1] FIG. 1 is a view of the seismic isolation laminated rubber of the present invention when (a) is bonded and (b)
It is a figure which shows the state of adhesive pressure release and (c) actual use.

FIG. 2 (a) A method for producing a base-isolated laminated rubber of the present invention and (b)
It is an enlarged view of a portion showing a laminated state of a vulcanized rubber sheet and a metal plate.

FIG. 3 is a diagram showing shear recovery characteristics of the base-isolated laminated rubber of the present invention.
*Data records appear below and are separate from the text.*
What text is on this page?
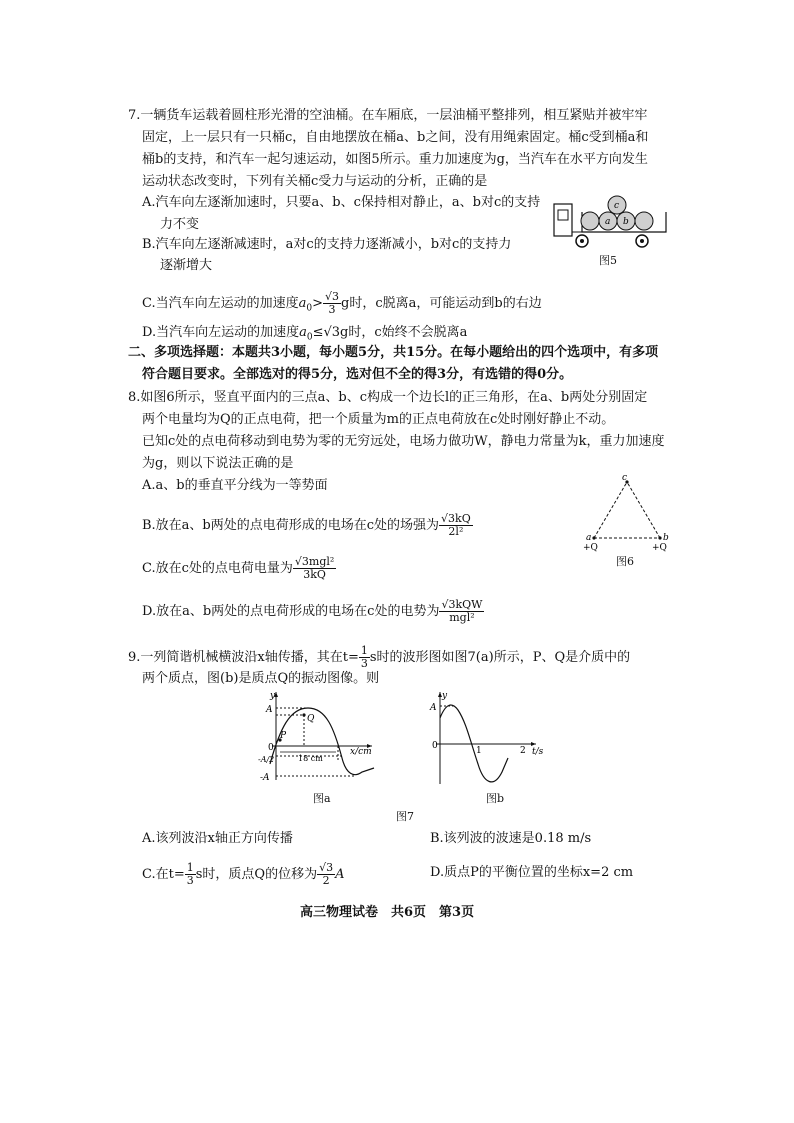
7.一辆货车运载着圆柱形光滑的空油桶。在车厢底，一层油桶平整排列，相互紧贴并被牢牢
固定，上一层只有一只桶c，自由地摆放在桶a、b之间，没有用绳索固定。桶c受到桶a和
桶b的支持，和汽车一起匀速运动，如图5所示。重力加速度为g，当汽车在水平方向发生
运动状态改变时，下列有关桶c受力与运动的分析，正确的是
A.汽车向左逐渐加速时，只要a、b、c保持相对静止，a、b对c的支持
力不变
B.汽车向左逐渐减速时，a对c的支持力逐渐减小，b对c的支持力
逐渐增大
C.当汽车向左运动的加速度$a_0> \frac{√3}{3}$ g时，c脱离a，可能运动到b的右边
D.当汽车向左运动的加速度$a_0\le√3g$时，c始终不会脱离a
c
a b
图5
二、多项选择题：本题共3小题，每小题5分，共15分。在每小题给出的四个选项中，有多项
符合题目要求。全部选对的得5分，选对但不全的得3分，有选错的得0分。
8.如图6所示，竖直平面内的三点a、b、c构成一个边长l的正三角形，在a、b两处分别固定
两个电量均为Q的正点电荷，把一个质量为m的正点电荷放在c处时刚好静止不动。
已知c处的点电荷移动到电势为零的无穷远处，电场力做功W，静电力常量为k，重力加速度
为g，则以下说法正确的是
A.a、b的垂直平分线为一等势面
B.放在a、b两处的点电荷形成的电场在c处的场强为 $\frac{√3kQ}{\text{2l²}}$
C.放在c处的点电荷电量为 $\frac{\text{√3mgl²}}{3kQ}$
D.放在a、b两处的点电荷形成的电场在c处的电势为 $\frac{\text{√3kQW}}{\text{mgl²}}$
c
a	b
+Q	+Q
图6
9.一列简谐机械横波沿x轴传播，其在$t= \frac{1}{3}$ s时的波形图如图7(a)所示，P、Q是介质中的
两个质点，图(b)是质点Q的振动图像。则
y
A
Q
P
0	x/cm
18 cm
-A/2
-A
图a
A
y
0	1	2 t/s
图b
图7
A.该列波沿x轴正方向传播	B.该列波的波速是0.18 m/s
C.在$t= \frac{1}{3}$ s时，质点Q的位移为 $\frac{√3}{2}$ A	D.质点P的平衡位置的坐标x=2 cm
高三物理试卷　共6页　第3页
FIG. 4 is a diagram showing a state of shear (shear) stress at a metal / rubber bonding interface when a conventional seismic isolation laminated rubber is subjected to a vertical load.

[Explanation of symbols]

 DESCRIPTION OF SYMBOLS 1 metal plate 2 rubber layer 2'vulcanized rubber sheet 3 metal plate for attachment 4 unvulcanized rubber coating layer 5 rubber sheet layer 6 vulcanized adhesive 7 tubular guide

 ─────────────────────────────────────────────────── ─── Continuation of the front page (72) Inventor Akira Masui 9-1 Futaba-cho, Numazu-shi, Shizuoka Prefecture Fujikura Numazu Factory

Claims (3)

[Claims] 1. A laminated rubber obtained by alternately laminating rubber layers and metal plates, wherein a pre-vulcanized sheet-shaped rubber and a metal plate are adhered to each other, and a horizontal shear breaking strain is 40.
A seismically isolated laminated rubber characterized by being 0% or more. 2. A rubber sheet layer obtained by applying an unvulcanized rubber solution containing a vulcanizing agent to a sheet rubber that has been vulcanized in advance and drying, and a metal plate obtained by applying a vulcanizing adhesive. 1 to 50 layers are alternately laminated in the tubular guide, and the temperature is 100 to 170.
A method for producing a base-isolated laminated rubber, which comprises pressurizing and adhering in a laminating direction at ℃. 3. The pressure applied when adhering by pressing in the laminating direction is 20 to 1 of the load pressure when the seismic isolation laminated rubber is actually used.
It is 00%, The manufacturing method of the base-isolated laminated rubber of Claim 2.